Женщина заполошилась, лицо как бы пошло рябью, потом стало краснеть, потом все вместе — рябь и цвет — собрались вкупе, и уже было ясно, что лучше от нее уйти, что на смену стертости пришел гнев с ненавистью под ручку и тут, как говаривал Витин дядька, уже хоть Стеньку об горох, хоть горох об Стеньку.
— Так куда ж ей деваться? — кричала женщина. — Если нигде ничего? Кому на хрен нужна ваша прописка, если полстраны живут нигде и не там? Скажите, пожалуйста! Бомжа, проклятого пьяницу ему жалко, вопросы задавать не лень. А я сама, считай, бомж! Вот продам квартиру Абдулле, Олькиному хозяину, и кто я буду? Вот я тогда под ноги тебе и прыгну, моя дорогая милицая, дать тебе нечего!
— Успокойтесь, гражданка, — вежливо сказал Витек, потому что ни на грамм он на нее не рассердился, а даже более того — внутри себя он ее поощрял в гневе и ненависти. Капитан-психолог объяснял им, что чем больше из человека выйдет криком, тем он будет дальше от «поступка действием». «Шумные, они самые тихие», — говорил он им. Понимай, как знаешь, но Витя понимал.
— Разрешите посмотреть ваш балкон, — спросил Витя.
— Нашел, что смотреть, — тяжело вздохнув, уже смиренно ответила женщина.
Витя правильно понял смысл ее слов: смотреть было на что…
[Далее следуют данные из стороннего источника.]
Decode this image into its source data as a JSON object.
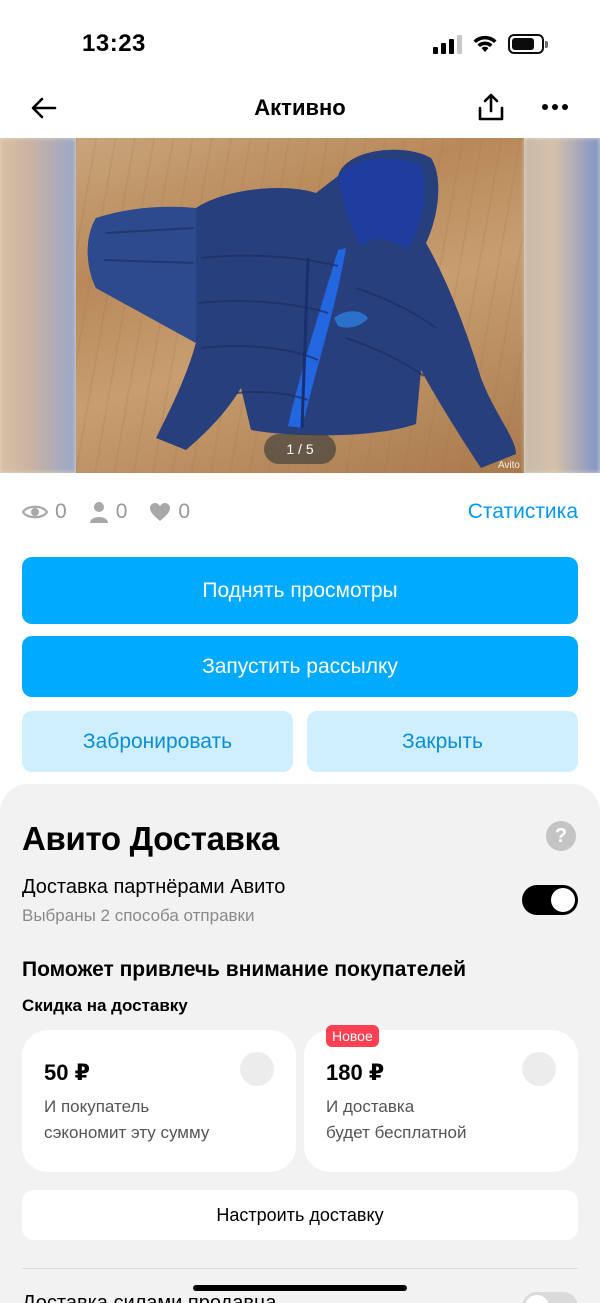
{
  "status_bar": {
    "time": "13:23"
  },
  "nav": {
    "title": "Активно"
  },
  "gallery": {
    "counter": "1 / 5",
    "watermark": "Avito"
  },
  "stats": {
    "views": "0",
    "contacts": "0",
    "favorites": "0",
    "link": "Статистика"
  },
  "actions": {
    "raise_views": "Поднять просмотры",
    "start_mailing": "Запустить рассылку",
    "reserve": "Забронировать",
    "close": "Закрыть"
  },
  "delivery": {
    "title": "Авито Доставка",
    "help_symbol": "?",
    "partner_label": "Доставка партнёрами Авито",
    "partner_sub": "Выбраны 2 способа отправки",
    "partner_enabled": true,
    "heading": "Поможет привлечь внимание покупателей",
    "subheading": "Скидка на доставку",
    "options": [
      {
        "price": "50 ₽",
        "line1": "И покупатель",
        "line2": "сэкономит эту сумму"
      },
      {
        "price": "180 ₽",
        "line1": "И доставка",
        "line2": "будет бесплатной",
        "badge": "Новое"
      }
    ],
    "setup_button": "Настроить доставку",
    "bottom_label": "Доставка силами продавца",
    "bottom_enabled": false
  },
  "colors": {
    "accent": "#00aaff",
    "accent_light": "#cfeeff",
    "link": "#0099f7",
    "badge": "#ff4053"
  }
}
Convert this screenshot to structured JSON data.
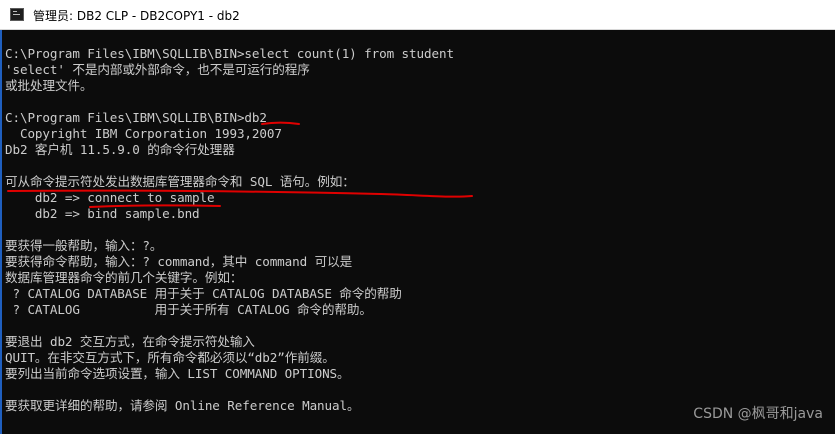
{
  "window": {
    "title": "管理员: DB2 CLP - DB2COPY1 - db2",
    "icon": "console-icon"
  },
  "console": {
    "lines": [
      "C:\\Program Files\\IBM\\SQLLIB\\BIN>select count(1) from student",
      "'select' 不是内部或外部命令，也不是可运行的程序",
      "或批处理文件。",
      "",
      "C:\\Program Files\\IBM\\SQLLIB\\BIN>db2",
      "  Copyright IBM Corporation 1993,2007",
      "Db2 客户机 11.5.9.0 的命令行处理器",
      "",
      "可从命令提示符处发出数据库管理器命令和 SQL 语句。例如：",
      "    db2 => connect to sample",
      "    db2 => bind sample.bnd",
      "",
      "要获得一般帮助，输入：?。",
      "要获得命令帮助，输入：? command，其中 command 可以是",
      "数据库管理器命令的前几个关键字。例如：",
      " ? CATALOG DATABASE 用于关于 CATALOG DATABASE 命令的帮助",
      " ? CATALOG          用于关于所有 CATALOG 命令的帮助。",
      "",
      "要退出 db2 交互方式，在命令提示符处输入",
      "QUIT。在非交互方式下，所有命令都必须以“db2”作前缀。",
      "要列出当前命令选项设置，输入 LIST COMMAND OPTIONS。",
      "",
      "要获取更详细的帮助，请参阅 Online Reference Manual。"
    ]
  },
  "annotation_color": "#e00000",
  "watermark": "CSDN @枫哥和java",
  "colors": {
    "console_bg": "#0c0c0c",
    "console_text": "#cccccc",
    "titlebar_bg": "#ffffff"
  }
}
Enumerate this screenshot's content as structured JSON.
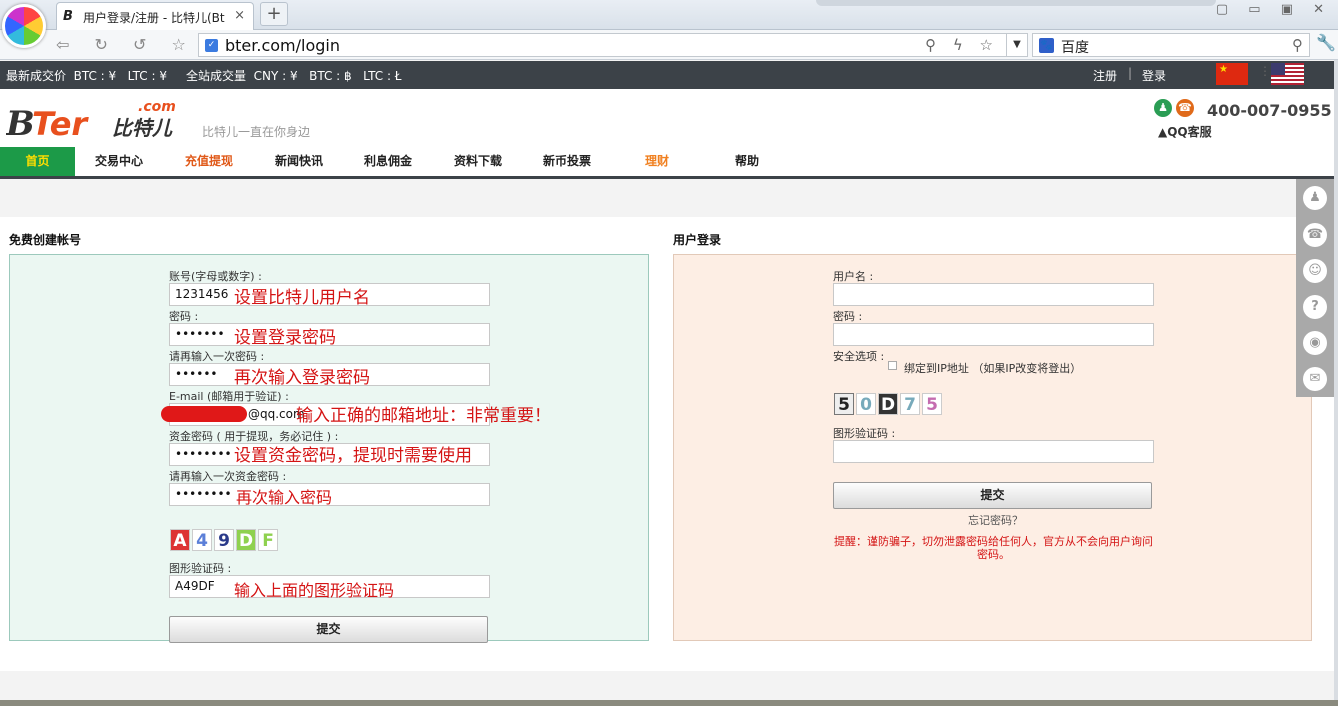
{
  "browser": {
    "tab_title": "用户登录/注册 - 比特儿(Bt",
    "tab_close": "×",
    "new_tab": "+",
    "window_controls": "▢ ▭ ▣ ✕",
    "url": "bter.com/login",
    "search_engine": "百度",
    "nav_icons": "⇦ ↻ ↺ ☆ ⊞"
  },
  "ticker": {
    "text": "最新成交价  BTC : ¥   LTC : ¥     全站成交量  CNY : ¥   BTC : ฿   LTC : Ł",
    "register": "注册",
    "separator": "|",
    "login": "登录"
  },
  "header": {
    "logo_main": "BTer",
    "logo_com": ".com",
    "logo_cn": "比特儿",
    "slogan": "比特儿一直在你身边",
    "phone": "400-007-0955",
    "qq_service": "▲QQ客服"
  },
  "menu": [
    {
      "label": "首页",
      "color": "#ffde00"
    },
    {
      "label": "交易中心",
      "color": "#222222"
    },
    {
      "label": "充值提现",
      "color": "#e05a1a"
    },
    {
      "label": "新闻快讯",
      "color": "#222222"
    },
    {
      "label": "利息佣金",
      "color": "#222222"
    },
    {
      "label": "资料下载",
      "color": "#222222"
    },
    {
      "label": "新币投票",
      "color": "#222222"
    },
    {
      "label": "理财",
      "color": "#f08020"
    },
    {
      "label": "帮助",
      "color": "#222222"
    }
  ],
  "register": {
    "title": "免费创建帐号",
    "account_label": "账号(字母或数字) :",
    "account_value": "1231456",
    "account_note": "设置比特儿用户名",
    "password_label": "密码 :",
    "password_value": "•••••••",
    "password_note": "设置登录密码",
    "password2_label": "请再输入一次密码 :",
    "password2_value": "••••••",
    "password2_note": "再次输入登录密码",
    "email_label": "E-mail (邮箱用于验证) :",
    "email_value": "@qq.com",
    "email_note": "输入正确的邮箱地址：非常重要！",
    "fund_label": "资金密码 ( 用于提现，务必记住 ) :",
    "fund_value": "••••••••",
    "fund_note": "设置资金密码，提现时需要使用",
    "fund2_label": "请再输入一次资金密码 :",
    "fund2_value": "••••••••",
    "fund2_note": "再次输入密码",
    "captcha_chars": [
      "A",
      "4",
      "9",
      "D",
      "F"
    ],
    "captcha_label": "图形验证码 :",
    "captcha_value": "A49DF",
    "captcha_note": "输入上面的图形验证码",
    "submit": "提交"
  },
  "login": {
    "title": "用户登录",
    "username_label": "用户名 :",
    "password_label": "密码 :",
    "security_label": "安全选项 :",
    "bind_ip": "绑定到IP地址 （如果IP改变将登出）",
    "captcha_chars": [
      "5",
      "0",
      "D",
      "7",
      "5"
    ],
    "captcha_label": "图形验证码 :",
    "submit": "提交",
    "forgot": "忘记密码？",
    "warning": "提醒：谨防骗子，切勿泄露密码给任何人，官方从不会向用户询问密码。"
  },
  "side_tools": [
    {
      "icon": "qq-icon",
      "glyph": "♟"
    },
    {
      "icon": "phone-icon",
      "glyph": "☎"
    },
    {
      "icon": "service-icon",
      "glyph": "☺"
    },
    {
      "icon": "help-icon",
      "glyph": "?"
    },
    {
      "icon": "weibo-icon",
      "glyph": "◉"
    },
    {
      "icon": "wechat-icon",
      "glyph": "✉"
    }
  ],
  "colors": {
    "ticker_bg": "#3c4248",
    "home_tab": "#1c9a48",
    "annotation": "#d41414",
    "register_bg": "#ebf7f2",
    "login_bg": "#fdeee4"
  }
}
Балкон был по колено завален бутылками и банками, их уже не ставили, а клали, как ляжет. «Это все может посыпаться на головы людей, — подумал Витя, — щиты могут не выдержать напора». Но тут же другая мысль вытолкнула первую, нахально закрыла за ней дверь. Вторая мысль сказала: «Смотри, кто-то шел по этим грязным бутылкам в направлении к левому углу балкона. Бутылки порушены шагом, и грязь с них частично вытерта скорее всего штаниной».